Comparing with report from 2025-06-30T22:48:16.485474

✅ What got better:

  • Conversations feel real now (Realism: 0→100%)
  • Better feature coverage (Coverage: 0→67%)
  • Using more tools (Tool diversity: 0→19)

🔷 Still perfect:

  • Diversity stays at 100%
  • Quality stays at 100%

🔴 Still needs work:

  • Conversation endings still abrupt (0%)
Score Changes Summary
MetricPreviousCurrentChange% Change
Diversity Score1.001.000.000.0%
Quality Score1.001.000.000.0%
Realism Score0.001.00+1.00+0.0%
Ending Realism Score0.000.000.000.0%
Coverage Score0.000.67+0.67+0.0%

Conclusion

We're living through a paradigm shift. The old way: write code, check it works, fix bugs, repeat. The new way: teach AI to verify its own work, then scale horizontally.

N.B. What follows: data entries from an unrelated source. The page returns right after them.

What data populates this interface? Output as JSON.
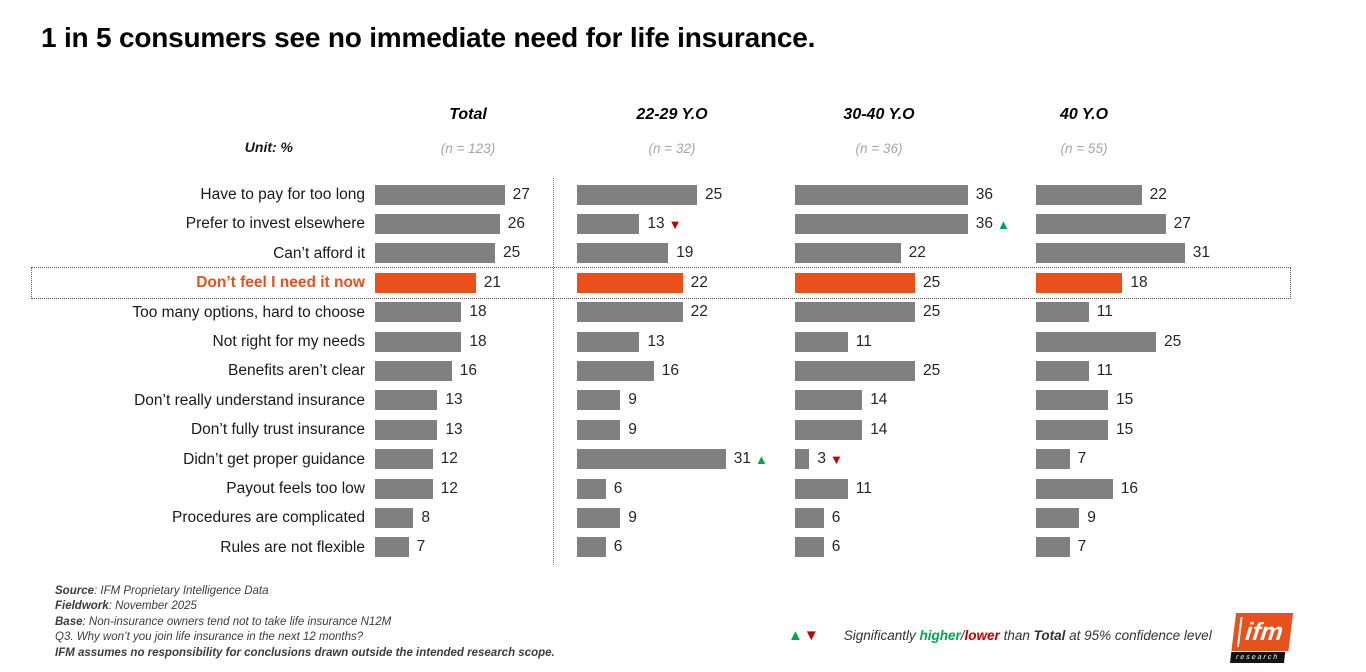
{
  "chart_data": {
    "type": "bar",
    "title": "1 in 5 consumers see no immediate need for life insurance.",
    "unit_label": "Unit: %",
    "xlim": [
      0,
      40
    ],
    "grid": false,
    "columns": [
      {
        "label": "Total",
        "n": "(n = 123)"
      },
      {
        "label": "22-29 Y.O",
        "n": "(n = 32)"
      },
      {
        "label": "30-40 Y.O",
        "n": "(n = 36)"
      },
      {
        "label": "40 Y.O",
        "n": "(n = 55)"
      }
    ],
    "rows": [
      {
        "label": "Have to pay for too long",
        "values": [
          27,
          25,
          36,
          22
        ],
        "markers": [
          null,
          null,
          null,
          null
        ],
        "highlight": false
      },
      {
        "label": "Prefer to invest elsewhere",
        "values": [
          26,
          13,
          36,
          27
        ],
        "markers": [
          null,
          "lower",
          "higher",
          null
        ],
        "highlight": false
      },
      {
        "label": "Can’t afford it",
        "values": [
          25,
          19,
          22,
          31
        ],
        "markers": [
          null,
          null,
          null,
          null
        ],
        "highlight": false
      },
      {
        "label": "Don’t feel I need it now",
        "values": [
          21,
          22,
          25,
          18
        ],
        "markers": [
          null,
          null,
          null,
          null
        ],
        "highlight": true
      },
      {
        "label": "Too many options, hard to choose",
        "values": [
          18,
          22,
          25,
          11
        ],
        "markers": [
          null,
          null,
          null,
          null
        ],
        "highlight": false
      },
      {
        "label": "Not right for my needs",
        "values": [
          18,
          13,
          11,
          25
        ],
        "markers": [
          null,
          null,
          null,
          null
        ],
        "highlight": false
      },
      {
        "label": "Benefits aren’t clear",
        "values": [
          16,
          16,
          25,
          11
        ],
        "markers": [
          null,
          null,
          null,
          null
        ],
        "highlight": false
      },
      {
        "label": "Don’t really understand insurance",
        "values": [
          13,
          9,
          14,
          15
        ],
        "markers": [
          null,
          null,
          null,
          null
        ],
        "highlight": false
      },
      {
        "label": "Don’t fully trust insurance",
        "values": [
          13,
          9,
          14,
          15
        ],
        "markers": [
          null,
          null,
          null,
          null
        ],
        "highlight": false
      },
      {
        "label": "Didn’t get proper guidance",
        "values": [
          12,
          31,
          3,
          7
        ],
        "markers": [
          null,
          "higher",
          "lower",
          null
        ],
        "highlight": false
      },
      {
        "label": "Payout feels too low",
        "values": [
          12,
          6,
          11,
          16
        ],
        "markers": [
          null,
          null,
          null,
          null
        ],
        "highlight": false
      },
      {
        "label": "Procedures are complicated",
        "values": [
          8,
          9,
          6,
          9
        ],
        "markers": [
          null,
          null,
          null,
          null
        ],
        "highlight": false
      },
      {
        "label": "Rules are not flexible",
        "values": [
          7,
          6,
          6,
          7
        ],
        "markers": [
          null,
          null,
          null,
          null
        ],
        "highlight": false
      }
    ],
    "colors": {
      "bar": "#808080",
      "highlight": "#e8511c",
      "higher": "#00a651",
      "lower": "#c00000"
    },
    "legend": {
      "up_icon": "▲",
      "down_icon": "▼",
      "seg1": "Significantly ",
      "higher": "higher",
      "slash": "/",
      "lower": "lower",
      "seg2": " than ",
      "total": "Total",
      "seg3": " at 95% confidence level"
    }
  },
  "footer": {
    "lines": [
      {
        "bold": "Source",
        "rest": ": IFM Proprietary Intelligence Data"
      },
      {
        "bold": "Fieldwork",
        "rest": ": November 2025"
      },
      {
        "bold": "Base",
        "rest": ": Non-insurance owners tend not to take life insurance N12M"
      },
      {
        "bold": "",
        "rest": "Q3. Why won’t you join life insurance in the next 12 months?"
      },
      {
        "bold": "IFM assumes no responsibility for conclusions drawn outside the intended research scope.",
        "rest": ""
      }
    ]
  },
  "logo": {
    "name": "ifm",
    "sub": "research"
  }
}
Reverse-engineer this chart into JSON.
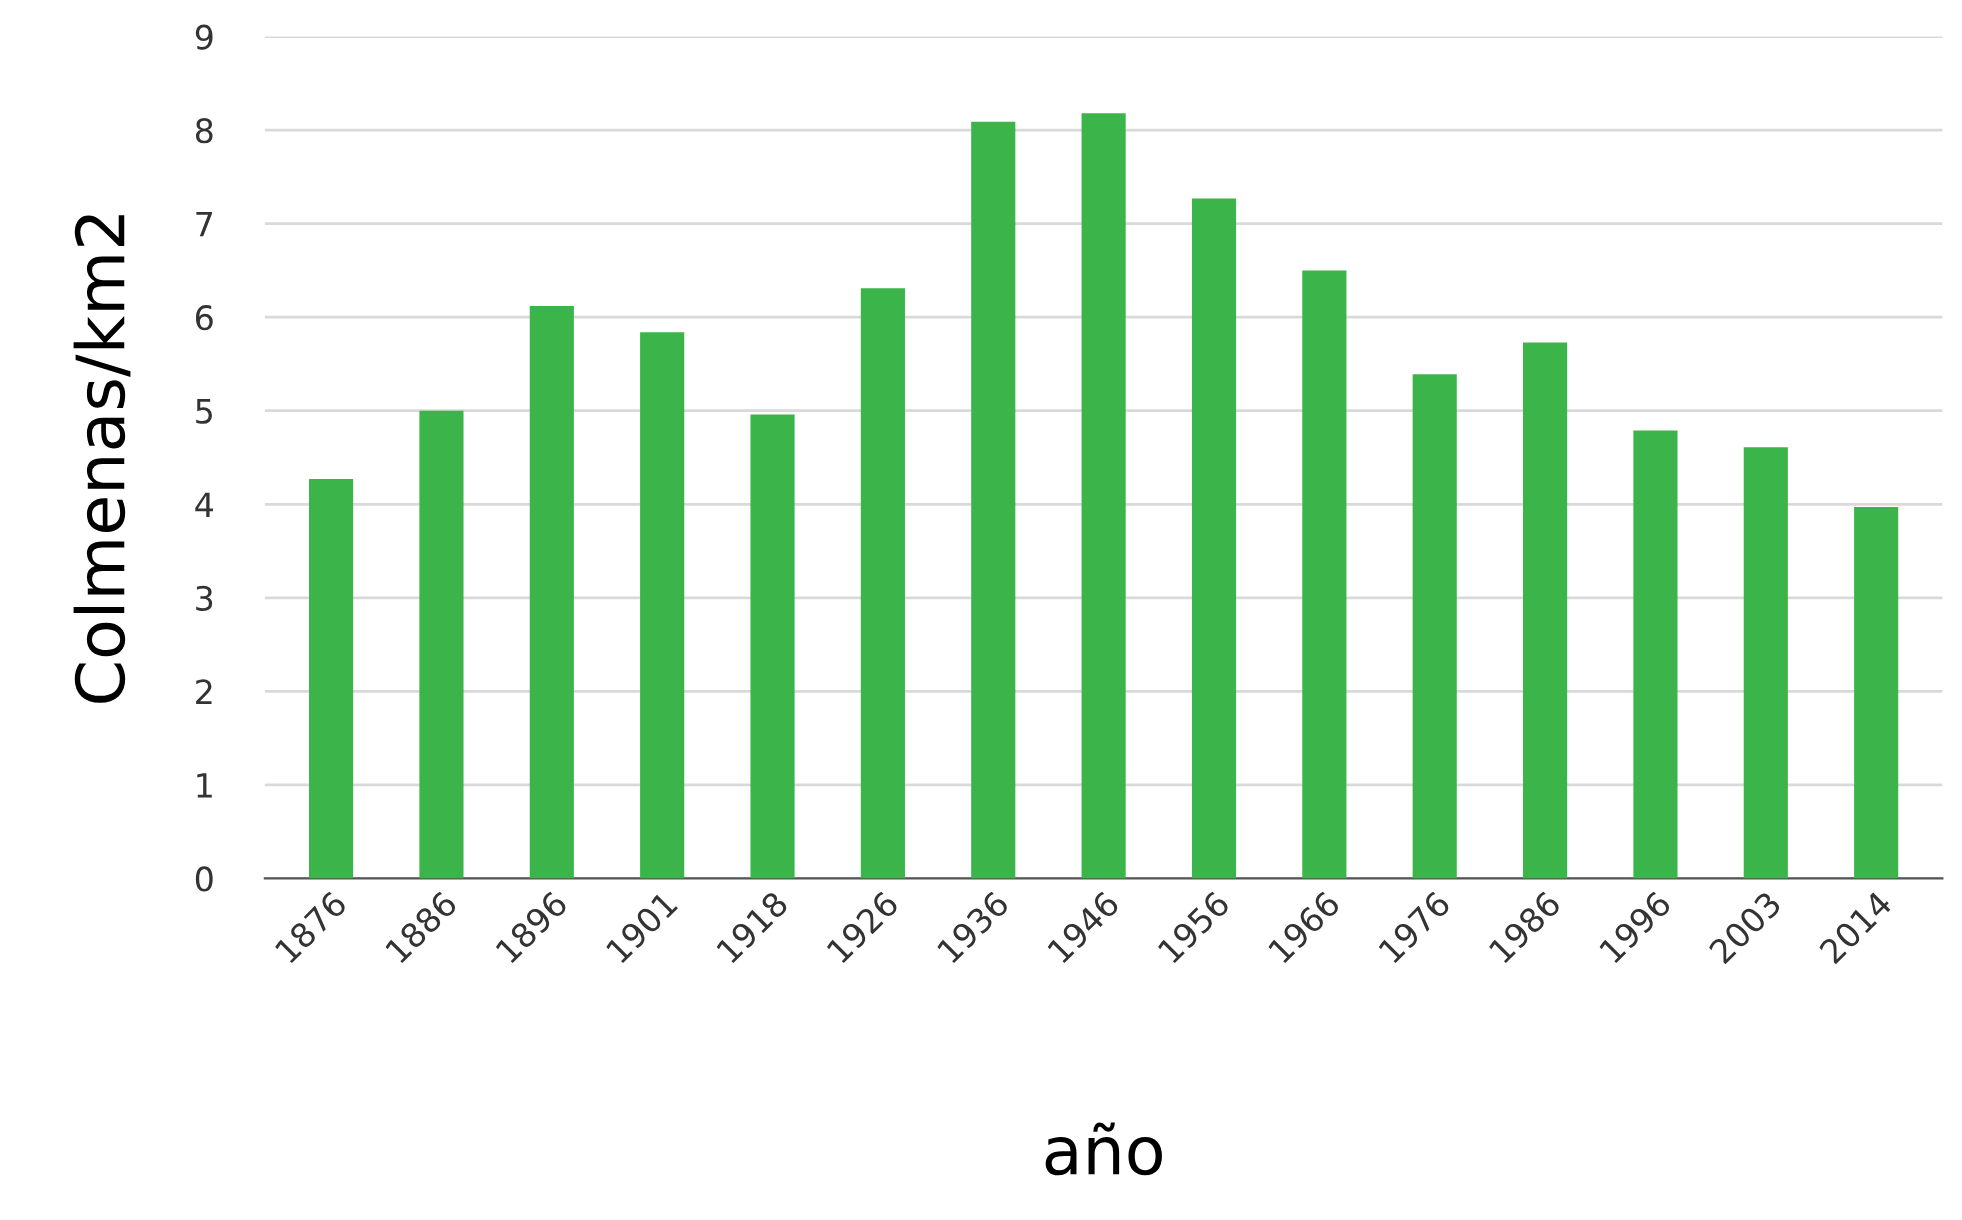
{
  "chart_data": {
    "type": "bar",
    "xlabel": "año",
    "ylabel": "Colmenas/km2",
    "categories": [
      "1876",
      "1886",
      "1896",
      "1901",
      "1918",
      "1926",
      "1936",
      "1946",
      "1956",
      "1966",
      "1976",
      "1986",
      "1996",
      "2003",
      "2014"
    ],
    "values": [
      4.27,
      5.0,
      6.12,
      5.84,
      4.96,
      6.31,
      8.09,
      8.18,
      7.27,
      6.5,
      5.39,
      5.73,
      4.79,
      4.61,
      3.97
    ],
    "color": "#3bb54a",
    "ylim": [
      0,
      9
    ],
    "yticks": [
      0,
      1,
      2,
      3,
      4,
      5,
      6,
      7,
      8,
      9
    ],
    "grid": "y"
  }
}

Self-verification loops aren't just a nice-to-have—they're the difference between AI as a typing assistant and AI as a team of engineers. I find these loops everywhere now:

  • Claude writes SQL → executes it against real data → sees the results
  • Claude changes an API → frontend types auto-update → Claude tests the endpoints
  • Claude deploys → watches /logz for errors → fixes and redeploys

Once you internalize this pattern, you can't unsee it. Every manual check becomes an opportunity for automation. Every "let me test this" becomes "Claude, test this and show me the results."

We should build our software to enable these loops for others too. Every deployment should expose logs at a predictable URL. Every operation should return structured, parseable results. When you ship software that AI can self-verify against, you're not just building a product—you're building something others can build on.

The tools that enable this—fast feedback loops, rich types, good observability—were always best practices. Now they're table stakes. Because when your AI can verify its own work, you stop being a debugger and start being a builder.

This changes everything about how we build. These systems aren't perfect—they make mistakes. But I've realized the real challenge isn't AI fallibility; it's that we rarely know what we're building until we start. Requirements emerge through iteration. With self-verification loops, I can embrace this reality. Think of a feature, ask Claude to implement it, and while it's building and checking its own work, I have the mental space to discover what should come next. The flow state becomes sustainable.

The musicians can finally hear when they're off-key. Time to write the symphony.